Increasing the area covered by an array formula
In this case, you simply highlight the new area (which must completely contain the existing area), hit F2 or click in the formula bar to edit the formula, and hit CTRL-SHIFT-ENTER.
Decreasing the area covered by an array forumla
This is more tricky. If you do the obvious thing and try and delete part of the area, or try select a reduced area and hit CTRL-SHIFT-ENTER you will encounter the annoying error: “You cannot change part of an array”. What you need to do is highlight the existing area and hit CTRL-ENTER. This converts the elements to normal formulas. You can then highlight the new area (which can be smaller) and hit CTRL-SHIFT-ENTER.
Alternatives to array formulas
Before using array formulas with abandon though, you should consider whether your users are familiar with them. Some users find using array formulas very annoying, or, more likely, are completely unfamiliar with them. You should either plan to survey or train users before moving forward.

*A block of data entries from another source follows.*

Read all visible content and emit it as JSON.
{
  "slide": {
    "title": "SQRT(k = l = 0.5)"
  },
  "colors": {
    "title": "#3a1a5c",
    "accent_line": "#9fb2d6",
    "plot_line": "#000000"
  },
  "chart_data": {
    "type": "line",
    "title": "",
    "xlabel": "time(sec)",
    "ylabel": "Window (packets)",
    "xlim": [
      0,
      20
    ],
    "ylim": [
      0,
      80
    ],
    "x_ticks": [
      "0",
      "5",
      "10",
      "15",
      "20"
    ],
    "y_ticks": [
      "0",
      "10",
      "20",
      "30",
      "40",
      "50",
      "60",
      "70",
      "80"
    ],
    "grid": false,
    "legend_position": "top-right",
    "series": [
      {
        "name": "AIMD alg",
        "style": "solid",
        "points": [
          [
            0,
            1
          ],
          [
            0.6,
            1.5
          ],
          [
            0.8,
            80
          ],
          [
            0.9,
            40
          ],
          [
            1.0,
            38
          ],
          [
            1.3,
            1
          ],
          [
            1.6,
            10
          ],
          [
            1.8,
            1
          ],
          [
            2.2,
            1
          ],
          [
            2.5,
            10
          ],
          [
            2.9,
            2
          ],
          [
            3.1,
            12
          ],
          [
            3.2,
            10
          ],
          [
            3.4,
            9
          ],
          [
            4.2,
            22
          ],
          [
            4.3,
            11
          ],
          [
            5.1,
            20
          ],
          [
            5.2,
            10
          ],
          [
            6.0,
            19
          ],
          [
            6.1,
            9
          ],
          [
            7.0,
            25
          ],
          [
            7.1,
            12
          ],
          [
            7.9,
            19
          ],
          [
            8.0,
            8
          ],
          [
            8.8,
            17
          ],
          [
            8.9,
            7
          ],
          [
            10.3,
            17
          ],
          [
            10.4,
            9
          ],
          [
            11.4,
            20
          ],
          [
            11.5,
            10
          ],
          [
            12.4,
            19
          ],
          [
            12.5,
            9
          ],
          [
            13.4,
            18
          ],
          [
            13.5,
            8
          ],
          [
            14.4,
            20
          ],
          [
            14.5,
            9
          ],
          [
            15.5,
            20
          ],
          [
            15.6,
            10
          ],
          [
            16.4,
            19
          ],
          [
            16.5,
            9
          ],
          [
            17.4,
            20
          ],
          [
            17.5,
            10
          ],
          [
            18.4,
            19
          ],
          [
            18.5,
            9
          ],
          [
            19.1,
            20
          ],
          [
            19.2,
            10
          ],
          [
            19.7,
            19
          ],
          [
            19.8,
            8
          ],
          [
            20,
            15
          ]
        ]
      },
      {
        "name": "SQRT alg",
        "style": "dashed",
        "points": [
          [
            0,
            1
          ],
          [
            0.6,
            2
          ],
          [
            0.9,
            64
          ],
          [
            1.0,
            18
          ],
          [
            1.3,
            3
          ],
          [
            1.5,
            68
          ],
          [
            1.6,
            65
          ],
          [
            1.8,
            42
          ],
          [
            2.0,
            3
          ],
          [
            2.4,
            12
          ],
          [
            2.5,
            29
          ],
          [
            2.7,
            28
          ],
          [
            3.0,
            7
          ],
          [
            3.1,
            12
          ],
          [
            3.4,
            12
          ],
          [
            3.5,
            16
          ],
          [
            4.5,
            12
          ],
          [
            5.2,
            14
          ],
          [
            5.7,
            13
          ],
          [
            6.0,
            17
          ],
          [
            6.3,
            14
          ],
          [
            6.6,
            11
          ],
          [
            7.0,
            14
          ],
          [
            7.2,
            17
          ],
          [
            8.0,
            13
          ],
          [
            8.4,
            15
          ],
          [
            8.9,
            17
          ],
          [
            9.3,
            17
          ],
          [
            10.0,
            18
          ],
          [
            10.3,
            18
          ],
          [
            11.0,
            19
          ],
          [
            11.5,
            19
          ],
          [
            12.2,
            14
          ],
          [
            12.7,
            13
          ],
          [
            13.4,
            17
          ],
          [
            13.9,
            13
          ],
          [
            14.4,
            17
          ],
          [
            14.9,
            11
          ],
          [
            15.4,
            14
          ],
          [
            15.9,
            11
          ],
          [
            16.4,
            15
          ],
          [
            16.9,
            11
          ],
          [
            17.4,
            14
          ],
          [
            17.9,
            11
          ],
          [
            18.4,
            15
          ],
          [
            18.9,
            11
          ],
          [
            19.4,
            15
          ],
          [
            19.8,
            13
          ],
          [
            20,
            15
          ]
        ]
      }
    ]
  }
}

An alternative is to creat some indexed accessor functions. With this you return an object handle rather than an array, and then
pass that into another function to pick out a particular element. An example is JSONArray.Get
implemented by the get(JSONArray, int)
method in com.mcleodmoores.xl4j.examples.rest.JsonFunctions.
A | B | C | |
---|---|---|---|
1 | =CreateJsonObject() |
2 | Using hardcoded index | Using computed index (easy to copy) | |
3 | =JSONArray.Get($A$1, 1) | =JSONArray.Get($A$1, ROW() - ROW($A$2)) | |
4 | =JSONArray.Get($A$1, 2) | =JSONArray.Get($A$1, ROW() - ROW($A$2)) | |
5 | =JSONArray.Get($A$1, 3) | =JSONArray.Get($A$1, ROW() - ROW($A$2)) |
The =CreateJsonObject
isn’t a real function, just a placeholder for something that would return a JSON object like ResponseJSON
.
Also, in this case we’re using a 1-based index so the subtract row number (ROW($A$2)
) is the header rather than the first value, which
is what you’d use for zero-based indices. Obviously type of accessor function can be done in two or more dimensions as well.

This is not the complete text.